Come i suoi colleghi uomini, Sakane, nata nel 1904, prima di passare dietro la macchina da presa, dovette fare la gavetta, occupando tutte le posizioni della macchina cinema: da montatrice a sceneggiatrice, fino ad essere promossa aiuto regista. Proprio il suo lavoro come aiuto regista è forse quello per cui è più famosa ancora oggi: fu infatti collaboratrice di Kenji Mizoguchi per molti dei suoi film. Ricordiamo almeno Elegia di Osaka e Le sorelle del Gion, entrambi del 1936, e L’abisso dell’amore e dell’odio dell’anno successivo. Le vicende della sua vita personale ne fanno un esempio di libertà e determinazione ancora oggi. Dopo essersi sposata, matrimonio combinato come era d’uso, divorziò presto ed invece di cercare di risposarsi, cosa abbastanza normale per le donne dell’alta borghesia del tempo, Sakane decise di trovarsi un lavoro nel mondo del cinema, arte che amava fin quando da piccola con i genitori era solita visitare le sale della zona.

Un altro avvenimento che molto ci dice della sua intraprendenza è il fatto che per potersi muovere più liberamente sul set, decise di abbandonare il kimono ed indossare giacca e pantaloni, adottando un taglio di capelli corto.
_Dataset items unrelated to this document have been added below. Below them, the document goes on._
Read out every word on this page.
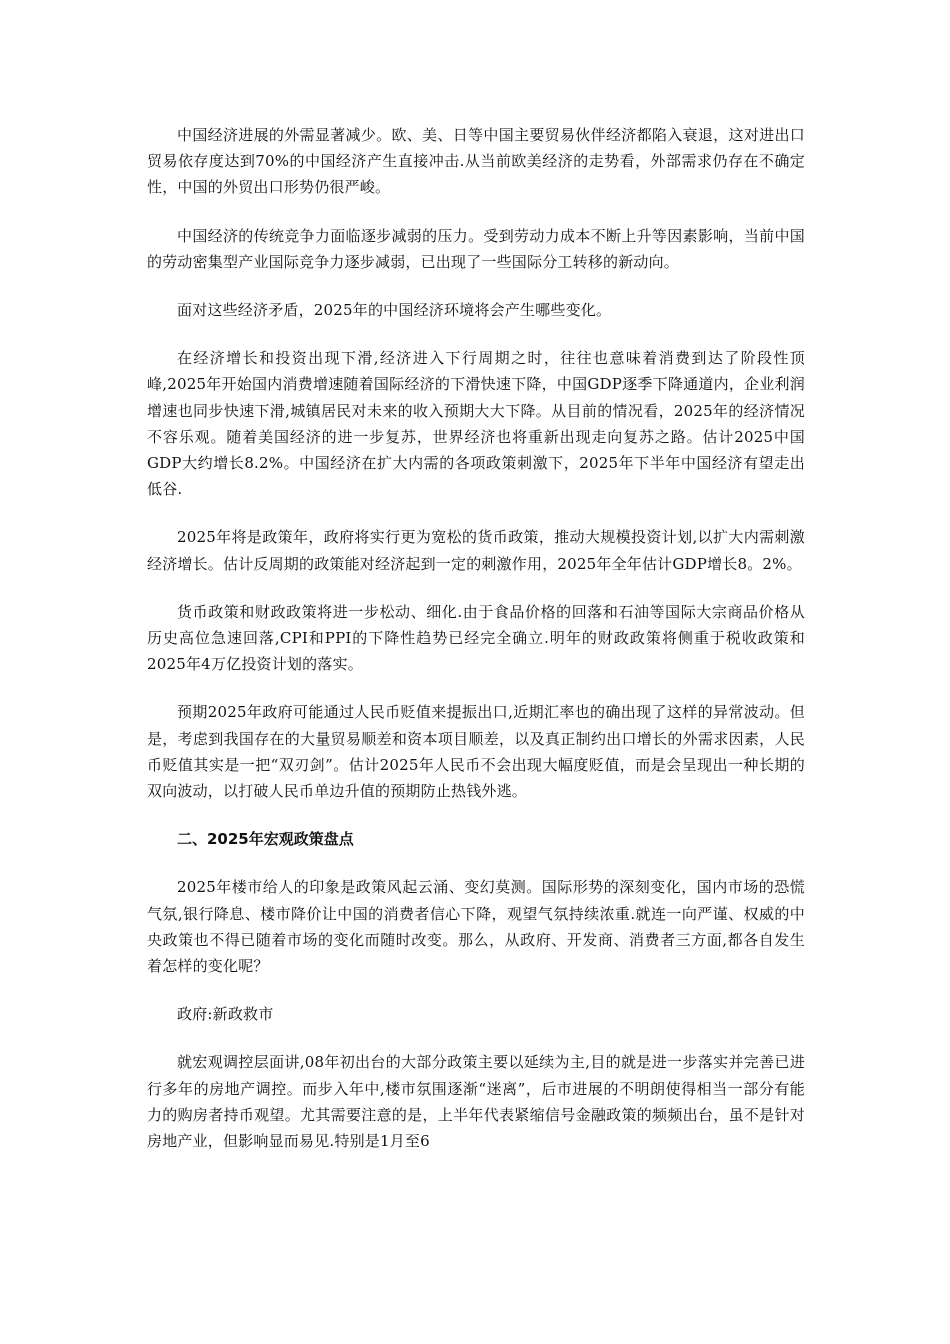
中国经济进展的外需显著减少。欧、美、日等中国主要贸易伙伴经济都陷入衰退，这对进出口贸易依存度达到70%的中国经济产生直接冲击.从当前欧美经济的走势看，外部需求仍存在不确定性，中国的外贸出口形势仍很严峻。

中国经济的传统竞争力面临逐步减弱的压力。受到劳动力成本不断上升等因素影响，当前中国的劳动密集型产业国际竞争力逐步减弱，已出现了一些国际分工转移的新动向。

面对这些经济矛盾，2025年的中国经济环境将会产生哪些变化。

在经济增长和投资出现下滑,经济进入下行周期之时，往往也意味着消费到达了阶段性顶峰,2025年开始国内消费增速随着国际经济的下滑快速下降，中国GDP逐季下降通道内，企业利润增速也同步快速下滑,城镇居民对未来的收入预期大大下降。从目前的情况看，2025年的经济情况不容乐观。随着美国经济的进一步复苏，世界经济也将重新出现走向复苏之路。估计2025中国GDP大约增长8.2%。中国经济在扩大内需的各项政策刺激下，2025年下半年中国经济有望走出低谷.

2025年将是政策年，政府将实行更为宽松的货币政策，推动大规模投资计划,以扩大内需刺激经济增长。估计反周期的政策能对经济起到一定的刺激作用，2025年全年估计GDP增长8。2%。

货币政策和财政政策将进一步松动、细化.由于食品价格的回落和石油等国际大宗商品价格从历史高位急速回落,CPI和PPI的下降性趋势已经完全确立.明年的财政政策将侧重于税收政策和2025年4万亿投资计划的落实。

预期2025年政府可能通过人民币贬值来提振出口,近期汇率也的确出现了这样的异常波动。但是，考虑到我国存在的大量贸易顺差和资本项目顺差，以及真正制约出口增长的外需求因素，人民币贬值其实是一把“双刃剑”。估计2025年人民币不会出现大幅度贬值，而是会呈现出一种长期的双向波动，以打破人民币单边升值的预期防止热钱外逃。

二、2025年宏观政策盘点

2025年楼市给人的印象是政策风起云涌、变幻莫测。国际形势的深刻变化，国内市场的恐慌气氛,银行降息、楼市降价让中国的消费者信心下降，观望气氛持续浓重.就连一向严谨、权威的中央政策也不得已随着市场的变化而随时改变。那么，从政府、开发商、消费者三方面,都各自发生着怎样的变化呢？

政府:新政救市

就宏观调控层面讲,08年初出台的大部分政策主要以延续为主,目的就是进一步落实并完善已进行多年的房地产调控。而步入年中,楼市氛围逐渐“迷离”，后市进展的不明朗使得相当一部分有能力的购房者持币观望。尤其需要注意的是，上半年代表紧缩信号金融政策的频频出台，虽不是针对房地产业，但影响显而易见.特别是1月至6
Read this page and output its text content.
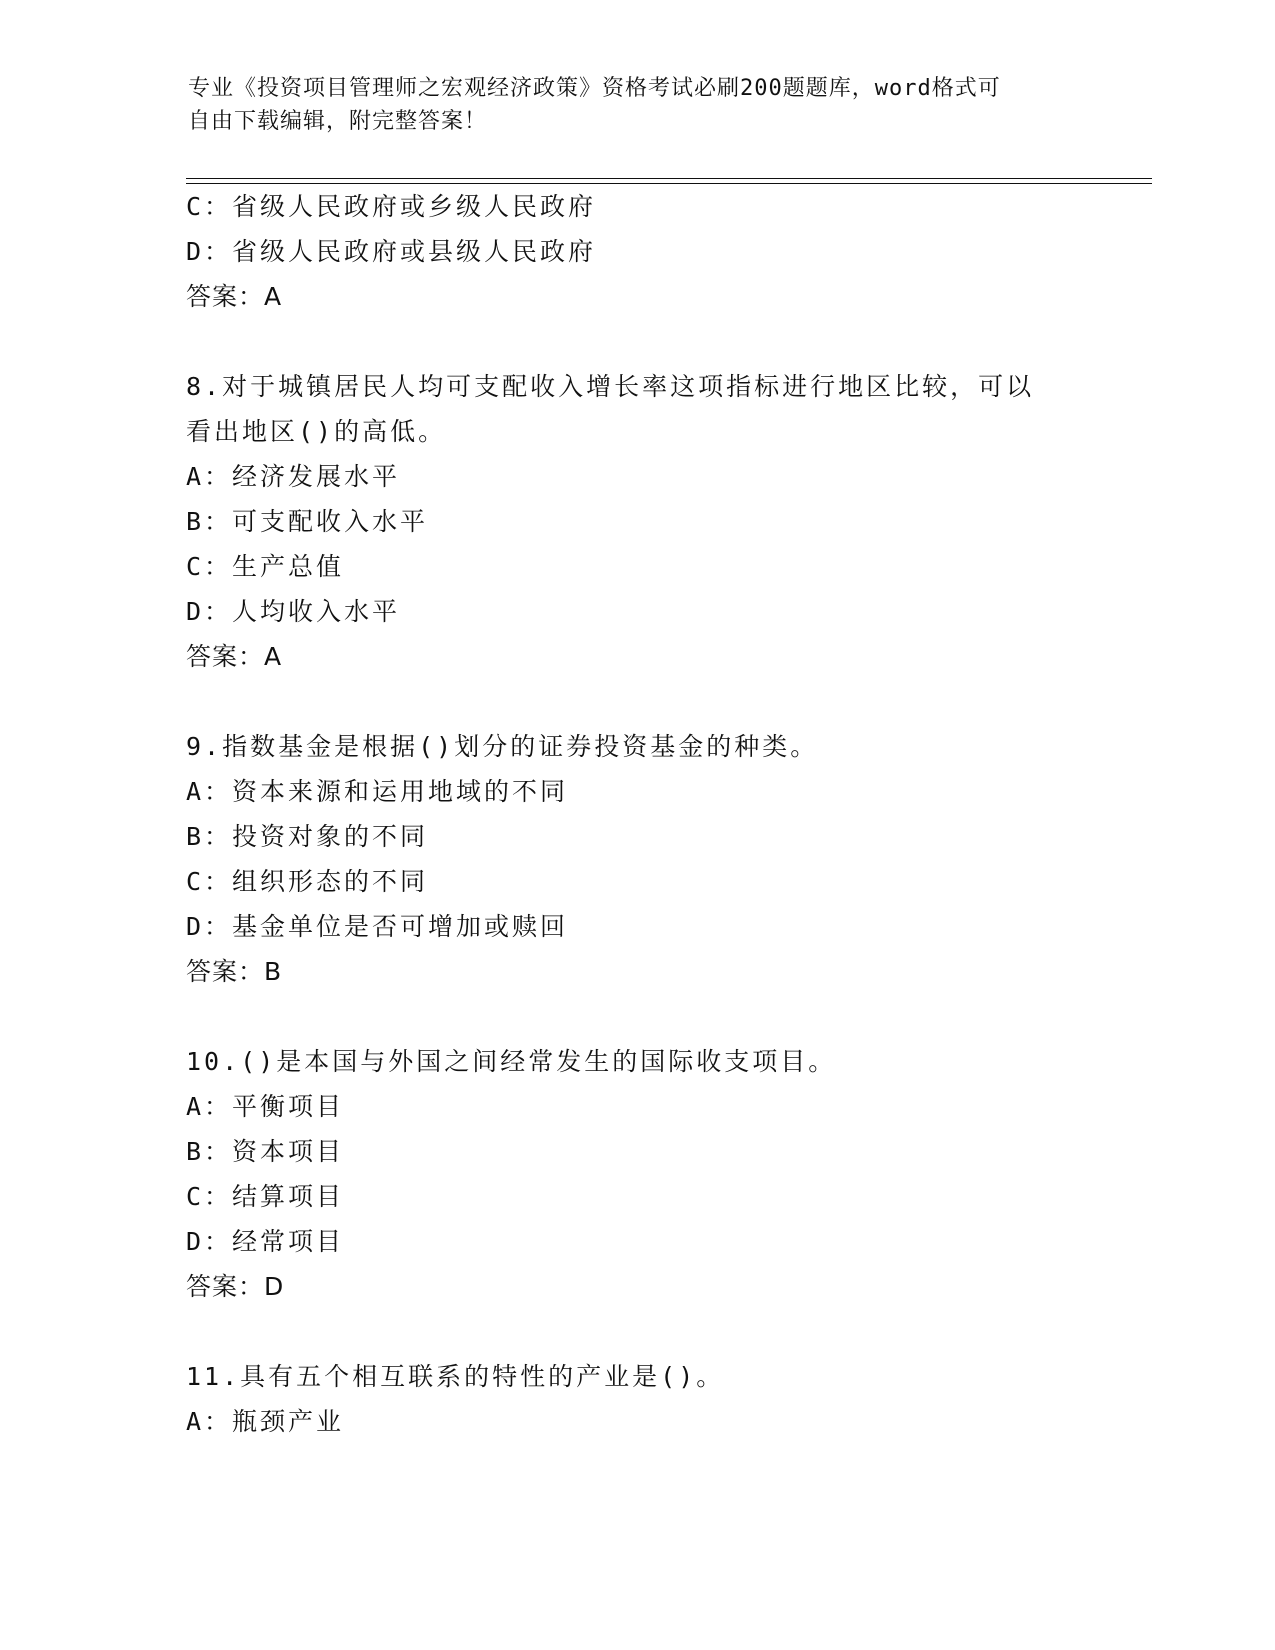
专业《投资项目管理师之宏观经济政策》资格考试必刷200题题库，word格式可
自由下载编辑，附完整答案！
C：省级人民政府或乡级人民政府
D：省级人民政府或县级人民政府
答案：A
8.对于城镇居民人均可支配收入增长率这项指标进行地区比较，可以
看出地区()的高低。
A：经济发展水平
B：可支配收入水平
C：生产总值
D：人均收入水平
答案：A
9.指数基金是根据()划分的证券投资基金的种类。
A：资本来源和运用地域的不同
B：投资对象的不同
C：组织形态的不同
D：基金单位是否可增加或赎回
答案：B
10.()是本国与外国之间经常发生的国际收支项目。
A：平衡项目
B：资本项目
C：结算项目
D：经常项目
答案：D
11.具有五个相互联系的特性的产业是()。
A：瓶颈产业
Questo, sostengono alcuni studiosi, anche per poter amalgamarsi meglio in un ambiente maschile, ma anche forse per dar espressione della sua sessualità, sembra infatti che fosse lesbica.

Il primo film che realizzò, dopo un tentativo andato a vuoto a causa dell’opposizione di molti esponenti del settore, fu Hatsu sugata (I nuovi vestiti) nel 1936 . Non era esattamente il progetto che lei voleva e la pellicola non solo fu pubblicizzata con storie scandalistiche relative a Sakane ed il suo divorzio, ma una volta nelle sale fu mal accolta: la critica non era ancora pronta per il lavoro di una donna. Dopo un periodo in Manciuria, nella Cina occupata, in cui diresse alcuni documentari, alla fine della guerra ritornò in patria dove non le fu data occasione di ritornare dietro la macchina da presa e continuò a lavorare come aiuto regista per Mizoguchi e a scrivere sceneggiature fino alla morte avvenuta nel 1971.